The hijacking was made into a television movie in 1990, Voyage of Terror: The Achille Lauro Affair featuring Burt Lancaster and Eva Marie Saint.

Karl Malden played the role of Klinghoffer in the 1989 television movie The Hijacking of the Achille Lauro.

The concept of the opera The Death of Klinghoffer originated with theatre director Peter Sellars, who was a major collaborator, as was choreographer Mark Morris. It was American composer John Adams' second opera, based on the events of 1985. It opened to great controversy in 1991. It featured a libretto by Alice Goodman. In the opera, Klinghoffer sings two arias, one shortly before he is killed and one after his death. The Los Angeles Opera shared in the work's commission but never presented it. The opera has since drawn controversy, including allegations by some (including Klinghoffer's two daughters) that the opera is antisemitic and glorifies terrorism. The work's creators and others have disputed these criticisms.
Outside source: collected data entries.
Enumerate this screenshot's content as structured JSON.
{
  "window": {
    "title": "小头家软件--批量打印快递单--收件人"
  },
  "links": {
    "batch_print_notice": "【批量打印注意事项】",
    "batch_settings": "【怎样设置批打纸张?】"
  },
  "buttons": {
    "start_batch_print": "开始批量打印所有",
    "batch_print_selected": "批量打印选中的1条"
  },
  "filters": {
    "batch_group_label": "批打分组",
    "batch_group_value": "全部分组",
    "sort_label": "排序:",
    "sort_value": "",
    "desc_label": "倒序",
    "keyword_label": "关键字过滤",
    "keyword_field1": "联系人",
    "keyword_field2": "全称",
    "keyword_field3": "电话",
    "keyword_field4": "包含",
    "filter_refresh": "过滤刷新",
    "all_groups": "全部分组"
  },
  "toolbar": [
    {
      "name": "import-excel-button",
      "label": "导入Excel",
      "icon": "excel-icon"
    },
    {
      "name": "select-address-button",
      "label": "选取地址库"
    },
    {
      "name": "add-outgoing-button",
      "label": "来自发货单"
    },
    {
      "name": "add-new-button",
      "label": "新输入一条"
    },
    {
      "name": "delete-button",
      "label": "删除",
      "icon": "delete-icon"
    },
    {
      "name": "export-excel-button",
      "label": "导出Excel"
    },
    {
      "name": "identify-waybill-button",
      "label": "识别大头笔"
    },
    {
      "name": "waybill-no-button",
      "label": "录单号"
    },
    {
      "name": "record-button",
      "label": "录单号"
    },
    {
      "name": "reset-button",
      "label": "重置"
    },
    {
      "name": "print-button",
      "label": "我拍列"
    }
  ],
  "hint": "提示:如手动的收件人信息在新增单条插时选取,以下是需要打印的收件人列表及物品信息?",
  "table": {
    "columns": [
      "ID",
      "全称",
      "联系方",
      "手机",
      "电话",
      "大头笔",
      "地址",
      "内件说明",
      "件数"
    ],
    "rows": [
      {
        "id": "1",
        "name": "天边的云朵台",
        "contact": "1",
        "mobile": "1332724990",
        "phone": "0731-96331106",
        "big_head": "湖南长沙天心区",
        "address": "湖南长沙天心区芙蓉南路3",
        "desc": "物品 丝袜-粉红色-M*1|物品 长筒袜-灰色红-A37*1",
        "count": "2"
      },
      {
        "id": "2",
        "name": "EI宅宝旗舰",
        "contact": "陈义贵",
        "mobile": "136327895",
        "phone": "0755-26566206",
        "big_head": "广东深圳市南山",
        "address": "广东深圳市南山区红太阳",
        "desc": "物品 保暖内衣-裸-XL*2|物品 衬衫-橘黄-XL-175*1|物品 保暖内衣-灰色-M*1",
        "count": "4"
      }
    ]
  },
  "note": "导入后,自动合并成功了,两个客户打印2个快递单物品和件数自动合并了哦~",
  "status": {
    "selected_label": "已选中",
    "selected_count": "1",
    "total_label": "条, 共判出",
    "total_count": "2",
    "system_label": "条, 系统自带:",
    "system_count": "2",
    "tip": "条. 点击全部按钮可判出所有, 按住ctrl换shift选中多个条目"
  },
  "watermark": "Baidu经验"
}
A Prix Italia-winning television version of the opera, starring Sanford Sylvan and Christopher Maltman, and directed by Penny Woolcock, was screened by United Kingdom's Channel 4 in 2003.

Klinghoffer (and his supposed travel diary) play a minor role in Philip Roth's 1993 novel Operation Shylock.

Klinghoffer is mentioned in the graphic novel Palestine by Joe Sacco.